Over the next few weeks, communication between myself, my host, and her assistant was so disorganized, that I felt like the entire event was resting on a flimsy foundation. Most of the time, it was me reaching out to straighten out basic fundamentals.

The tables were turned. I was invited as the honorary Guest, yet I was doggedly pursuing these people as if my life depended on it.

It didn’t feel good.

The scattered communication continued throughout the very day of the event, with plenty of (literal) last-minute demands placed on me to provide information for tax forms, addresses, schedules, and general things that should have been dealt with months before on their end.

I stayed consistent, feeling annoyed but never complaining. I had given up on the glamour of being treated as an Honorary Guest. This was purely Biz-Ne$$. I needed to get mines.

When I finally made it to Millersville, I breathed a deep sigh of relief. It was finally happening, and I was getting paid to do something I actually enjoyed—share my story as an Artist with new faces. Everything fell into place.

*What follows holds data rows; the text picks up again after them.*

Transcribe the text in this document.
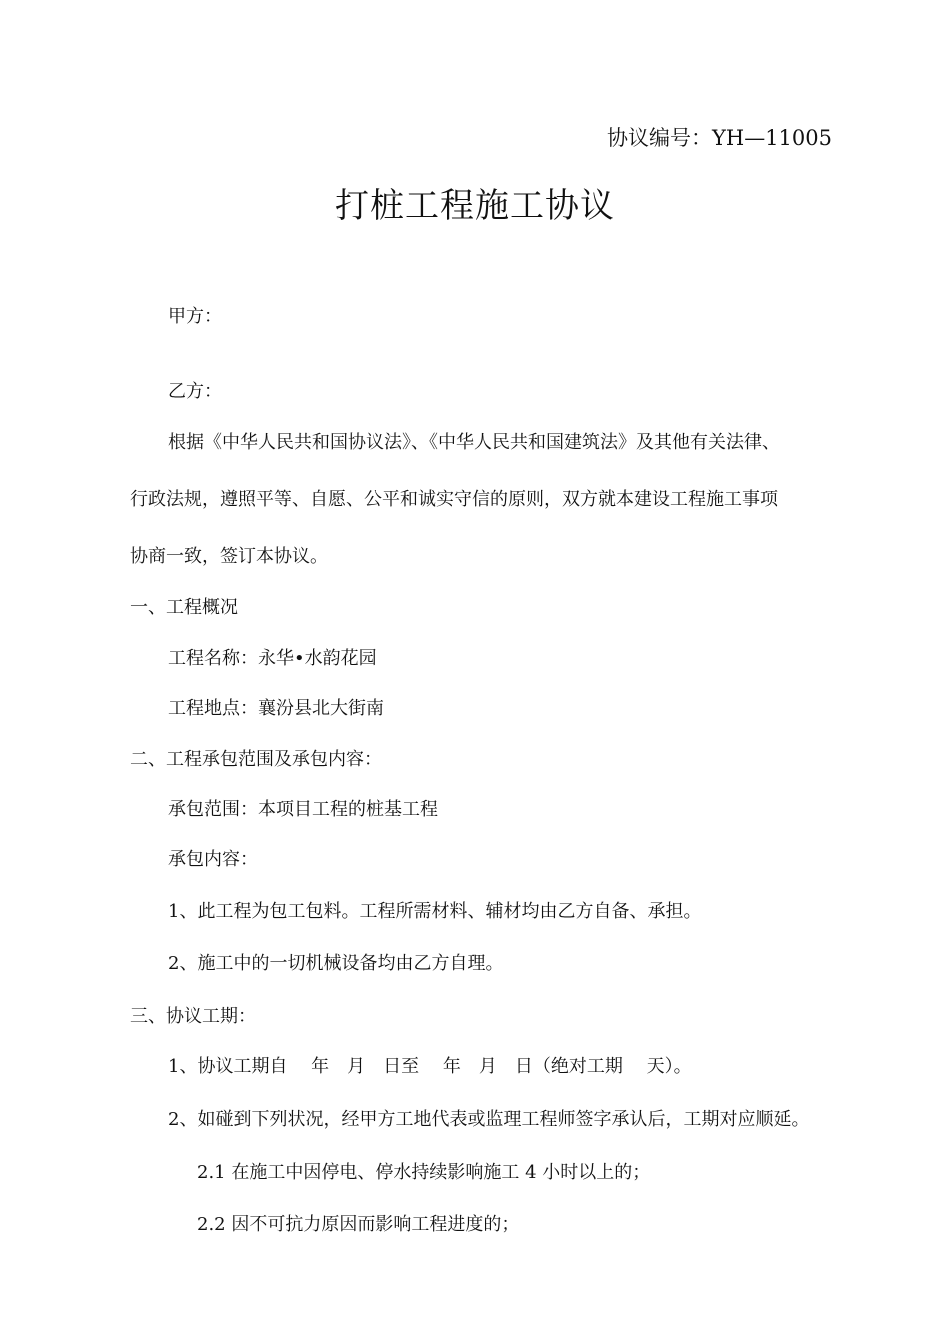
协议编号：YH—11005
打桩工程施工协议
甲方：
乙方：
根据《中华人民共和国协议法》、《中华人民共和国建筑法》及其他有关法律、
行政法规，遵照平等、自愿、公平和诚实守信的原则，双方就本建设工程施工事项
协商一致，签订本协议。
一、工程概况
工程名称：永华•水韵花园
工程地点：襄汾县北大街南
二、工程承包范围及承包内容：
承包范围：本项目工程的桩基工程
承包内容：
1、此工程为包工包料。工程所需材料、辅材均由乙方自备、承担。
2、施工中的一切机械设备均由乙方自理。
三、协议工期：
1、协议工期自　 年　月　日至　 年　月　日（绝对工期　 天）。
2、如碰到下列状况，经甲方工地代表或监理工程师签字承认后，工期对应顺延。
2.1 在施工中因停电、停水持续影响施工 4 小时以上的；
2.2 因不可抗力原因而影响工程进度的；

I sensed from the beginning what kind of crowd I might encounter at this event, and gauged how I should dress, accordingly. Having lived as a free woman in Los Angeles for the past year, I was accustomed to dressing sensually. I thought of wearing my favorite booty shorts and high socks with a frilled English blouse.

Nope. It was the NAACP—that definitely wouldn’t fly. So, I decided to wear something that was still stylish, yet a little more conservative. The last thing I needed was extra hassle over my wardrobe. As it worked out, the weather was chilly enough to justify my extra layers. Still, I questioned the reasoning behind my initial motives.

Am I wearing a mask to please others?